[Date Prev][Date Next][Thread Prev][Thread Next][Date Index][Thread Index]
Re: [cobalt-users] Cobalt wishlist
- Subject: Re: [cobalt-users] Cobalt wishlist
- From: Chris Adams <cmadams@xxxxxxxxxx>
- Date: Wed Apr 5 13:32:20 2000
Once upon a time, Paul Schreiber <cheesefactory@xxxxxxxxx> said:
> --- Chris Adams <cmadams@xxxxxxxxxx> wrote:
> > > You *are* aware that any site web can turn CGI and SSI back on at will
> > > when they are turned off in the GUI by default...? (bu simply adding
> > handlers
> > > in .htaccess, unless you intentionally make it non readable to the user)
> >
> > There is a security hole here too (I reported it over a month ago and
> > they said they are working on a fix, but they haven't released one yet).
> >
> > Part of the problem is that the wonderful FrontPage extensions require
> > "AllowOverride All" in the web config file.
>
> Report it to bugtraq. That'll get it fixed -real- fast. :-)
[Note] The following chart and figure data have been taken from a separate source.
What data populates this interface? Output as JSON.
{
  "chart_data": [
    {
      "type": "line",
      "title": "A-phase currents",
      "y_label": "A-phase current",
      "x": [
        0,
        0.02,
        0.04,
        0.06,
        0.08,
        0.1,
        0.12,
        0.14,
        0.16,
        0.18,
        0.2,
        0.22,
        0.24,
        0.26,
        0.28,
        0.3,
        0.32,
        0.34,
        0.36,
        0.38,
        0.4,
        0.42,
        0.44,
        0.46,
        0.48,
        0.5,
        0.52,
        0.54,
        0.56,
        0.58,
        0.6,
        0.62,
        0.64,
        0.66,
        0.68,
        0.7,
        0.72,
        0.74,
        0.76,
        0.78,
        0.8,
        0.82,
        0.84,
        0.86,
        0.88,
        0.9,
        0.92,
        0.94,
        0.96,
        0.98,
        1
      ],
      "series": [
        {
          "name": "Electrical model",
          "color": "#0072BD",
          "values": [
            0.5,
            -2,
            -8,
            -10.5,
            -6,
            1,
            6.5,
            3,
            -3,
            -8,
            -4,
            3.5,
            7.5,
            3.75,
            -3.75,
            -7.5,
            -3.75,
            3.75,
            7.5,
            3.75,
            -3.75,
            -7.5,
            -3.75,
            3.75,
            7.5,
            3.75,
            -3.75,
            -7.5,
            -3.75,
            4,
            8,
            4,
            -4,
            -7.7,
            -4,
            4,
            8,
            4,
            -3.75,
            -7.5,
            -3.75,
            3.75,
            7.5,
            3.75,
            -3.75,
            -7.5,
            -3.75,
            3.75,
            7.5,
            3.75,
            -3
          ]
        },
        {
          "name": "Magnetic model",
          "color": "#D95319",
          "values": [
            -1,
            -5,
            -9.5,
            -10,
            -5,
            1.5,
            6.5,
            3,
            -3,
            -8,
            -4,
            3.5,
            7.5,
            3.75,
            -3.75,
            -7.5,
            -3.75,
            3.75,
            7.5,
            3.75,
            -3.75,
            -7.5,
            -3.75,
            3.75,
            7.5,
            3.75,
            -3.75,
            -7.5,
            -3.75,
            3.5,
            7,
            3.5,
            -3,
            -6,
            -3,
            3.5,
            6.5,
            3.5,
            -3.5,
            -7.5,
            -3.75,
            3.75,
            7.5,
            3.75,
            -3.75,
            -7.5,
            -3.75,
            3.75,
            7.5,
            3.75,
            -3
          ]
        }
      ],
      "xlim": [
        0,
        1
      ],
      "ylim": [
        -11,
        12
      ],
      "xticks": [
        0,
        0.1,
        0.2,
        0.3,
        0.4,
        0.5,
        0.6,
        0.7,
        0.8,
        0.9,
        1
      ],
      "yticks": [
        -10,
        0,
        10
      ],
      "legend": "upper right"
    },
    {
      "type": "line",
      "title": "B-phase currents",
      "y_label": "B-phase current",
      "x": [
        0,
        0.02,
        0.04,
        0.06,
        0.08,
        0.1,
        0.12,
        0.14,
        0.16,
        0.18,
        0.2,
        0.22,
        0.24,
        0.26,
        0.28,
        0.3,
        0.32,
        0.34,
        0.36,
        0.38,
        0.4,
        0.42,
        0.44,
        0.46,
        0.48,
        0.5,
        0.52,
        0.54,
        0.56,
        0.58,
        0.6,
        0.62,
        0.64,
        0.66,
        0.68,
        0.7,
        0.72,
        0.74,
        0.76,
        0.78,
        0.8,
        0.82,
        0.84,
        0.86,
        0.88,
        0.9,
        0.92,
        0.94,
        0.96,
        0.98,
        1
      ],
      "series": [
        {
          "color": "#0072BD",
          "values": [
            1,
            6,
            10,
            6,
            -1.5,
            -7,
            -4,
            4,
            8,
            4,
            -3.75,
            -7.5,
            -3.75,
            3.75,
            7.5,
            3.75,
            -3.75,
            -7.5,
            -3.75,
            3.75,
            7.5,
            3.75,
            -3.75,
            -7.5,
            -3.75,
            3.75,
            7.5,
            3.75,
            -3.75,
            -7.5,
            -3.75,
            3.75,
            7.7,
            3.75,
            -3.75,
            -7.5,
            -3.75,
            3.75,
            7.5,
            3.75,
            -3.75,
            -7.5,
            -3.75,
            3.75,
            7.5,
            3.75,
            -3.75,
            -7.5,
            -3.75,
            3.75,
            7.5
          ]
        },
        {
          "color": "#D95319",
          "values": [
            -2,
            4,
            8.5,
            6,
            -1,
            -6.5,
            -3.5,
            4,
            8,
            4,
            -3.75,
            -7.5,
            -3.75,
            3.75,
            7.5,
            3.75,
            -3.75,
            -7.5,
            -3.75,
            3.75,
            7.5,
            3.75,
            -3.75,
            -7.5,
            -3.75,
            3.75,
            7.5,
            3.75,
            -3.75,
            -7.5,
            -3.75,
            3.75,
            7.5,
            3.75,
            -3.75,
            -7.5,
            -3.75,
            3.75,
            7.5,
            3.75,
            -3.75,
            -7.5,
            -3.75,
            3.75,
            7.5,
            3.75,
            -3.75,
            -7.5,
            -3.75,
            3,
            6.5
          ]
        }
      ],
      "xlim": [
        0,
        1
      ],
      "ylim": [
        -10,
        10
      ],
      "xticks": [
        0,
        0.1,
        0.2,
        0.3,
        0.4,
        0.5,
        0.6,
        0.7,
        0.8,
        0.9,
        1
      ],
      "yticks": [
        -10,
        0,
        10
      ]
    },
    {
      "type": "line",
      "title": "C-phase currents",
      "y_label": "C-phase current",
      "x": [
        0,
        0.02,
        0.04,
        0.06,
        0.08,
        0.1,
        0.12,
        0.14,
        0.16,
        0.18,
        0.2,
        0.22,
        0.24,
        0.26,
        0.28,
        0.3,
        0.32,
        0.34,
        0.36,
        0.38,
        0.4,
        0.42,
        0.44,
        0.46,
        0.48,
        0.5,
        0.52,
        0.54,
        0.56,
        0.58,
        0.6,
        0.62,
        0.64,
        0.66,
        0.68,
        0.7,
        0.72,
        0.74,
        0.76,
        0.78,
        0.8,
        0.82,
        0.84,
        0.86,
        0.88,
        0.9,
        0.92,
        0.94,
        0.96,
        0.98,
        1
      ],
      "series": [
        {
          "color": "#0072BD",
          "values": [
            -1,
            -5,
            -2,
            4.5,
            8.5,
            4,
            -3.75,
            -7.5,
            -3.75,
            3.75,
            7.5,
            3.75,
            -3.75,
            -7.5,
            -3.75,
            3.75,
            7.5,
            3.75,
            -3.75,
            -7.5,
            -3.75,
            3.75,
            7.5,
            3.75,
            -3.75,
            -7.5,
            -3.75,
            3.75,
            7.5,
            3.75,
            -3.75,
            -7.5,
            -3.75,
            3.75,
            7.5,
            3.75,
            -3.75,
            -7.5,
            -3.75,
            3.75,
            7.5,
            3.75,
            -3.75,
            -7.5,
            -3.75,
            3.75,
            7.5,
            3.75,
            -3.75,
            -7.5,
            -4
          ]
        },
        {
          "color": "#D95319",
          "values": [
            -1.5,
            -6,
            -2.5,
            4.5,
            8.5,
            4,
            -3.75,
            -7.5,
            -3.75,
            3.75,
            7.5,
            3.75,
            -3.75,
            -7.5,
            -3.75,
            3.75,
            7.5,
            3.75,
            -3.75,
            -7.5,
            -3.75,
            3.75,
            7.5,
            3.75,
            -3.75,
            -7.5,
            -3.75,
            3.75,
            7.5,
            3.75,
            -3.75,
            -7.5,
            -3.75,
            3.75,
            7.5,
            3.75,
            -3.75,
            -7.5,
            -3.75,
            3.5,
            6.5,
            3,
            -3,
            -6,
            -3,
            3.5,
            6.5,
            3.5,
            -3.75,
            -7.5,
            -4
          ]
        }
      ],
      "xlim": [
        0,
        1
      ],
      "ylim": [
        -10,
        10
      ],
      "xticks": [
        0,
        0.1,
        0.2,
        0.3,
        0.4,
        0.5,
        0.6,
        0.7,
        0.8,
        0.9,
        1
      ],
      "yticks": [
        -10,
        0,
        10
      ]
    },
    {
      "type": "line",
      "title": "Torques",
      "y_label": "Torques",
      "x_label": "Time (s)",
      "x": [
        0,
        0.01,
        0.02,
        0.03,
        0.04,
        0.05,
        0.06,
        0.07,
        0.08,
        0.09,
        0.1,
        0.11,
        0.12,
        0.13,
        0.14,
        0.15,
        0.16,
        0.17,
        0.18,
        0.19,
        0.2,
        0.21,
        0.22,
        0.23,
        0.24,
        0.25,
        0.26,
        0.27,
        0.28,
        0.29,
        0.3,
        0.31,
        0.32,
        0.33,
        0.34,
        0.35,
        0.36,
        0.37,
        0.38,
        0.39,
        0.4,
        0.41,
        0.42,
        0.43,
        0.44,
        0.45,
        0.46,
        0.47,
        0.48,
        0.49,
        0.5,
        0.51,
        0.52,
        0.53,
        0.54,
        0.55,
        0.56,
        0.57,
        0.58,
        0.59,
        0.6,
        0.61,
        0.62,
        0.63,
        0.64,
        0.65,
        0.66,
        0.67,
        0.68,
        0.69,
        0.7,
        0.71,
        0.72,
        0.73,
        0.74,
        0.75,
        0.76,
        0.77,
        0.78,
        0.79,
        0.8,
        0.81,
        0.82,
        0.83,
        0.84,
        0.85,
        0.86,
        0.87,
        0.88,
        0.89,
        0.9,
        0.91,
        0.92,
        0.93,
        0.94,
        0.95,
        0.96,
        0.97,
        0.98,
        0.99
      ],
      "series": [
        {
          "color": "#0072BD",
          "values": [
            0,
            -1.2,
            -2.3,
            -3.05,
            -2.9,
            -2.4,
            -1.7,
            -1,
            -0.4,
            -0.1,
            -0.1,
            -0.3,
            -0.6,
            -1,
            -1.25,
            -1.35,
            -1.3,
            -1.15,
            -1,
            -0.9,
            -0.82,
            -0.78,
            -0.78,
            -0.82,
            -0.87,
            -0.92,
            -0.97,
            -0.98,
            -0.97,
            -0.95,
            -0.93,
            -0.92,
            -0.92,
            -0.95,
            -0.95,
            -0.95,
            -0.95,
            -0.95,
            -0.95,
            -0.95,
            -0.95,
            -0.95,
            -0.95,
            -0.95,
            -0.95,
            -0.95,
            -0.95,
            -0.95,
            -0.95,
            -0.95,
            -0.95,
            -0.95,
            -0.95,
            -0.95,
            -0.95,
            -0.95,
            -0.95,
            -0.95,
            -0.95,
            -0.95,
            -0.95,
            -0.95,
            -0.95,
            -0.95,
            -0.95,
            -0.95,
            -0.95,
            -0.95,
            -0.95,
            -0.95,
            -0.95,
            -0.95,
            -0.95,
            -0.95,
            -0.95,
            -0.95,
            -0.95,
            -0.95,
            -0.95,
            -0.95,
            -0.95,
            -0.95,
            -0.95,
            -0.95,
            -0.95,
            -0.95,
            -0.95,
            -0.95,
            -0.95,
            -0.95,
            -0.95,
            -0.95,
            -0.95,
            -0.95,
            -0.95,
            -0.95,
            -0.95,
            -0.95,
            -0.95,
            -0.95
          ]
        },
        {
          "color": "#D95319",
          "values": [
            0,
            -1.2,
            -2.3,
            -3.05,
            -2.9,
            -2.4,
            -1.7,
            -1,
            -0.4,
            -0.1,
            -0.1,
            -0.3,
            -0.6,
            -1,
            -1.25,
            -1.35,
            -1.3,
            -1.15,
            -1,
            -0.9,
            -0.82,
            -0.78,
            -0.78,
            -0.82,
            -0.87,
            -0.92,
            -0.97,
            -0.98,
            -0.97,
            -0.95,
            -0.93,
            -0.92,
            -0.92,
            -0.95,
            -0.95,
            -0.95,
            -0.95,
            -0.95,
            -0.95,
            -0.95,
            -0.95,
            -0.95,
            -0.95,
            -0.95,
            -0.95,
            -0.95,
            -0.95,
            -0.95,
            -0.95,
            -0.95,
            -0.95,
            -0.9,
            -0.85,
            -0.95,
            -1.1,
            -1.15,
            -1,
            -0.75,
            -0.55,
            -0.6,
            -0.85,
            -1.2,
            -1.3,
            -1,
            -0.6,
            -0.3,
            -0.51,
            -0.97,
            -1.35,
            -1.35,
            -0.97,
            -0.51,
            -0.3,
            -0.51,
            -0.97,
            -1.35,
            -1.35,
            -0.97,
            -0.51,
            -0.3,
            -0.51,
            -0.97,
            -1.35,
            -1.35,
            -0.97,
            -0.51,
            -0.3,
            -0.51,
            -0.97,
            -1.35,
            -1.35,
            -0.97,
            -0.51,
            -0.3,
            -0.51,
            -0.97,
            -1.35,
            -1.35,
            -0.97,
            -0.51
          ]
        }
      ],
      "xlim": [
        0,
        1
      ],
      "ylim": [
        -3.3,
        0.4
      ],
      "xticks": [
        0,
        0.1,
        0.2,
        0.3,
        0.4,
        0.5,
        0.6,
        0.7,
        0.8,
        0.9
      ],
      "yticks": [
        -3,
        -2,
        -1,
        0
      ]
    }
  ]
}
When I had the cgiwrap security hole, that was what seemed to kick them
into action. Maybe this message will filter through to someone and
they'll get it going.
When I had the cgiwrap problem, it was more serious because not only was
it a security problem but it broke functionality. The current problem I
know of doesn't break any functionality, it just lets anyone on a RaQ
edit all FrontPage sites on the RaQ.
Any copy of Apache I setup I would never "AllowOverride All". The only
"safe" things to AllowOverride on are AuthConfig, Indexes, and Limit.
--
Chris Adams <cmadams@xxxxxxxxxx>
Systems and Network Administrator - HiWAAY Information Services
I don't speak for anybody but myself - that's enough trouble.